Dexter Malware, the rise of malware that hits point of sales

Pierluigi Paganini December 28, 2013

Security experts at Arbor Networks have found a couple of servers used to arrange a malicious campaign against PoS with Dexter malware.

At the end of 2012, Israel based company Seculert  notified about Dexter malware, used for parsing memory dumps of specific POS software related processes, looking for Track 1 / Track 2 credit card data.

Dexter campaigns hit hotels, restaurants and big retailers in 40 countries, most of them located in the US and the UK.

The Dexter point-of-sale malware is still active in Russia, the Middle East and Southeast Asia, but it is not the unique malware designed to menace the world of payment, early 2013 Group-IB detected a new POS malware “DUMP MEMORY GRABBER” a few months after the detection of similar agents like vSkymmer and Project Hook.

Recently my colleagues at IntelCrawler have discovered a huge credit card fraud realized with a point-of-sale botnet mainly based on compromised machines belonging to US merchants.

These malware despite appearing very alarming during holiday shopping days, are very effective during all the year. Malware like Dexter and Project Hook are used by cybercriminals to infect computers hosting PoS software and capture data from each payment operation, the malicious software is used to substitute physical skimmer usually adopted by criminals.

Dexter malware PoS 2

Last discovery was made by a group of researchers at Arbor Networks that has found in November two servers hosting the Windows-based Dexter malware, Arbor Networks senior research analyst Curt Wilsonrevealed that during monitoring activity its team saw 533 infected endpoints call back to the command and control infrastructure that are no longer on line.

Arbor experts haven’t discovered when the infections are started, it is likely that the attack was started with a classic spear phishing attack that lured victims to compromised websites hosting Dexter malware or the attackers exploited the knowledge of the default settings of targeted systems.

The security firm has reported the discovery to the Financial Services Information Sharing and Analysis Center (FS-ISAC) and of course to law enforcement.
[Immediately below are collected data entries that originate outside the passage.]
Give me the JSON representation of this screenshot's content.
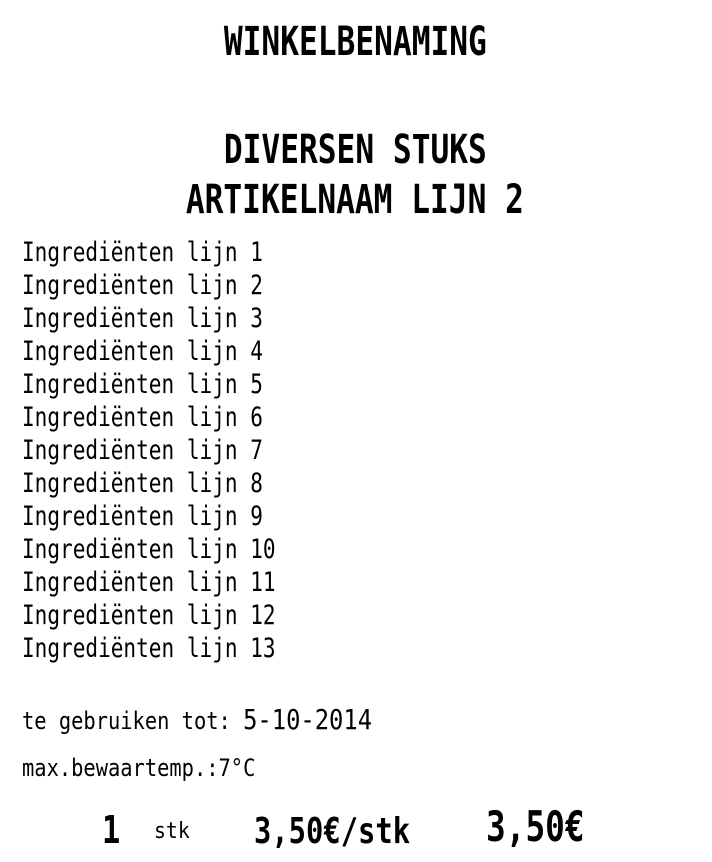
{
  "store_name": "WINKELBENAMING",
  "article": {
    "line1": "DIVERSEN STUKS",
    "line2": "ARTIKELNAAM LIJN 2"
  },
  "ingredients": [
    "Ingrediënten lijn 1",
    "Ingrediënten lijn 2",
    "Ingrediënten lijn 3",
    "Ingrediënten lijn 4",
    "Ingrediënten lijn 5",
    "Ingrediënten lijn 6",
    "Ingrediënten lijn 7",
    "Ingrediënten lijn 8",
    "Ingrediënten lijn 9",
    "Ingrediënten lijn 10",
    "Ingrediënten lijn 11",
    "Ingrediënten lijn 12",
    "Ingrediënten lijn 13"
  ],
  "use_by": {
    "label": "te gebruiken tot:",
    "date": "5-10-2014"
  },
  "storage": "max.bewaartemp.:7°C",
  "price": {
    "quantity": "1",
    "unit": "stk",
    "unit_price": "3,50€/stk",
    "total": "3,50€"
  }
}
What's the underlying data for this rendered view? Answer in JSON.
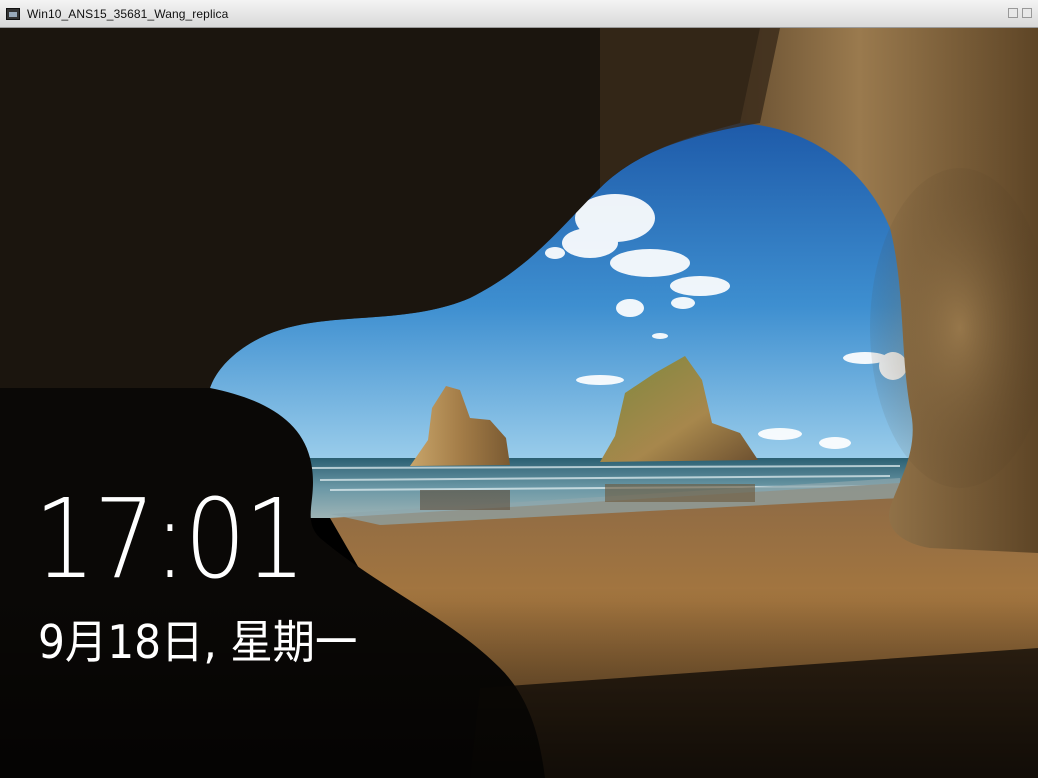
{
  "window": {
    "title": "Win10_ANS15_35681_Wang_replica"
  },
  "lockscreen": {
    "time": "17:01",
    "date": "9月18日, 星期一",
    "wallpaper": "sea-cave-beach-with-rock-stacks"
  },
  "colors": {
    "sky_top": "#1d5fae",
    "sky_horizon": "#8ec3e6",
    "sea": "#2f6b80",
    "sand": "#a07442",
    "cave_rock": "#2a2016",
    "text": "#ffffff"
  }
}
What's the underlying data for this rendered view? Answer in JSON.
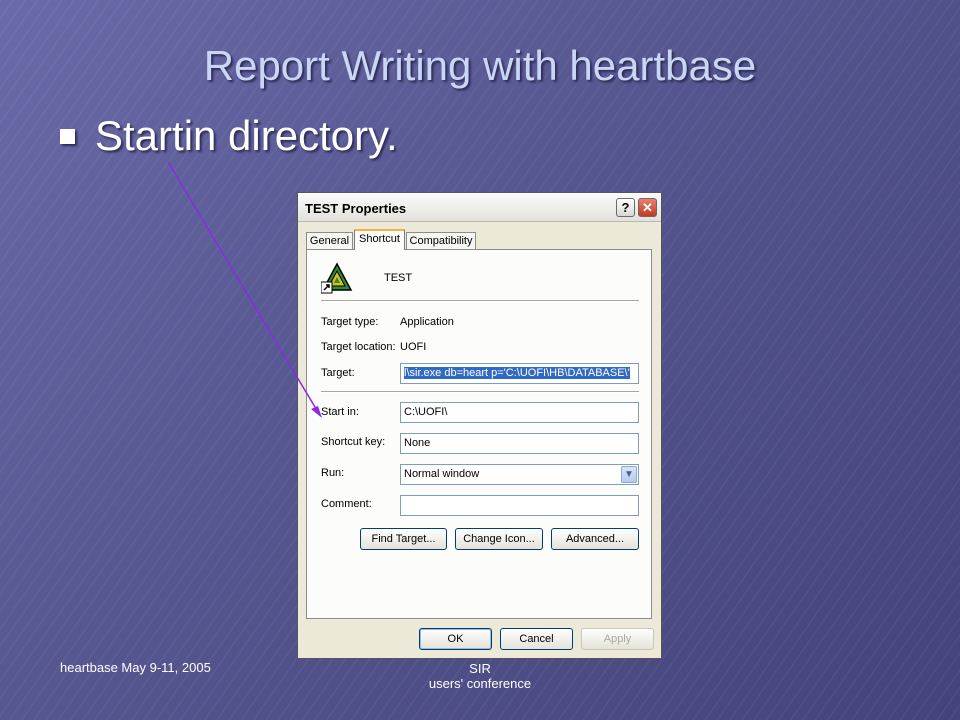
{
  "slide": {
    "title": "Report Writing with heartbase",
    "bullet": "Startin directory.",
    "footer_left": "heartbase   May 9-11,  2005",
    "footer_center_line1": "SIR",
    "footer_center_line2": "users' conference",
    "arrow_color": "#8a2be2"
  },
  "dialog": {
    "title": "TEST Properties",
    "help_label": "?",
    "close_label": "✕",
    "tabs": [
      {
        "label": "General"
      },
      {
        "label": "Shortcut",
        "active": true
      },
      {
        "label": "Compatibility"
      }
    ],
    "app_name": "TEST",
    "fields": {
      "target_type_label": "Target type:",
      "target_type_value": "Application",
      "target_location_label": "Target location:",
      "target_location_value": "UOFI",
      "target_label": "Target:",
      "target_value": "l\\sir.exe db=heart p='C:\\UOFI\\HB\\DATABASE\\'",
      "start_in_label": "Start in:",
      "start_in_value": "C:\\UOFI\\",
      "shortcut_key_label": "Shortcut key:",
      "shortcut_key_value": "None",
      "run_label": "Run:",
      "run_value": "Normal window",
      "comment_label": "Comment:",
      "comment_value": ""
    },
    "buttons": {
      "find_target": "Find Target...",
      "change_icon": "Change Icon...",
      "advanced": "Advanced...",
      "ok": "OK",
      "cancel": "Cancel",
      "apply": "Apply"
    },
    "icons": {
      "app": "triangle-app-icon",
      "shortcut_overlay": "shortcut-arrow-icon",
      "dropdown": "chevron-down-icon"
    }
  }
}
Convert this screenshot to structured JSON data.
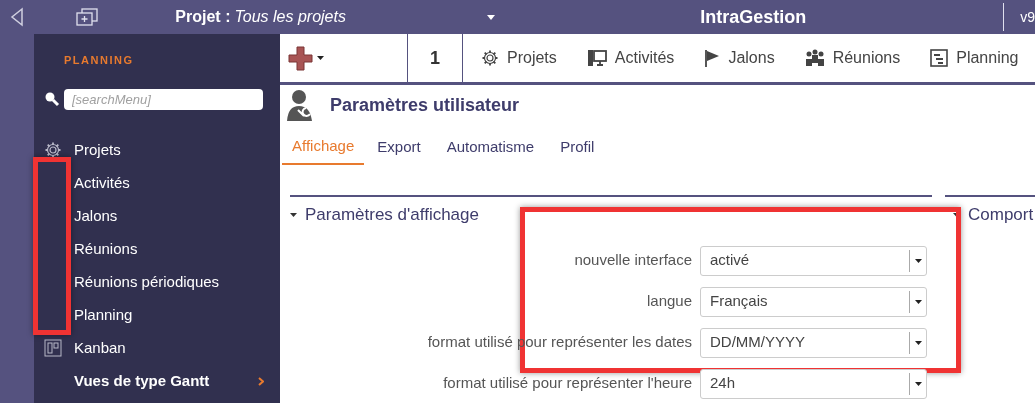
{
  "header": {
    "project_label": "Projet :",
    "project_value": "Tous les projets",
    "app_title": "IntraGestion",
    "version": "v9"
  },
  "sidebar": {
    "section": "PLANNING",
    "search": {
      "placeholder": "[searchMenu]"
    },
    "items": [
      {
        "label": "Projets",
        "kind": "gear"
      },
      {
        "label": "Activités",
        "kind": "item"
      },
      {
        "label": "Jalons",
        "kind": "item"
      },
      {
        "label": "Réunions",
        "kind": "item"
      },
      {
        "label": "Réunions périodiques",
        "kind": "item"
      },
      {
        "label": "Planning",
        "kind": "item"
      },
      {
        "label": "Kanban",
        "kind": "kanban"
      },
      {
        "label": "Vues de type Gantt",
        "kind": "group"
      }
    ]
  },
  "toolbar": {
    "counter": "1",
    "shortcuts": [
      {
        "label": "Projets",
        "kind": "gear"
      },
      {
        "label": "Activités",
        "kind": "monitor"
      },
      {
        "label": "Jalons",
        "kind": "flag"
      },
      {
        "label": "Réunions",
        "kind": "people"
      },
      {
        "label": "Planning",
        "kind": "planning"
      }
    ]
  },
  "page": {
    "title": "Paramètres utilisateur",
    "tabs": [
      {
        "label": "Affichage",
        "selected": true
      },
      {
        "label": "Export",
        "selected": false
      },
      {
        "label": "Automatisme",
        "selected": false
      },
      {
        "label": "Profil",
        "selected": false
      }
    ],
    "sections": [
      {
        "title": "Paramètres d'affichage",
        "fields": [
          {
            "label": "nouvelle interface",
            "value": "activé"
          },
          {
            "label": "langue",
            "value": "Français"
          },
          {
            "label": "format utilisé pour représenter les dates",
            "value": "DD/MM/YYYY"
          },
          {
            "label": "format utilisé pour représenter l'heure",
            "value": "24h"
          }
        ]
      },
      {
        "title": "Comport"
      }
    ]
  }
}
“The way the attackers had the server set up, we saw credit card data posted to the site,” “The attackers were clearing the log files periodically, so there’s no telling how long these campaigns have been ongoing.” said Wilson.

Arbor experts have identified three different versions of Dexter:

  • Stardust, that represents substantially the original version.
  • Millenium.
  • Revelation, the newest instances that implement data transfer also over FTP.

Once collected dumps of credit card data, cyber criminals sale them on the black market to allow other criminals to produced cloned cards.

“This data will most likely be used by cybercriminals to clone credit cards that were used in the targeted POS system.”

Point-of-sale systems are privileged targets for cybercriminals, in the majority of cases these systems are not dedicated PoS servers and they are poorly protected.

“The data being exfiltrated that we’ve seen suggests that the compromised machines are doubling up functions and running point of sale on a machine doing something else. PoS machines should be dedicated, locked down and have special policies applied to it,”“That’s a bad practice to pile so much on one system.  An attacker with access to credit card data would also have access to anything else the management system has access too.” Wilson said.

Fortunately, as confirmed by Wilson, it is possible to use defense systems able to recognize the presence of Dexters including basic antimalware that should catch the process-injection techniques used here.

No doubts, the number of malware used to steal data from PoS will increase in the next months, that’s the time to think seriously of the security level of systems so critical for the business.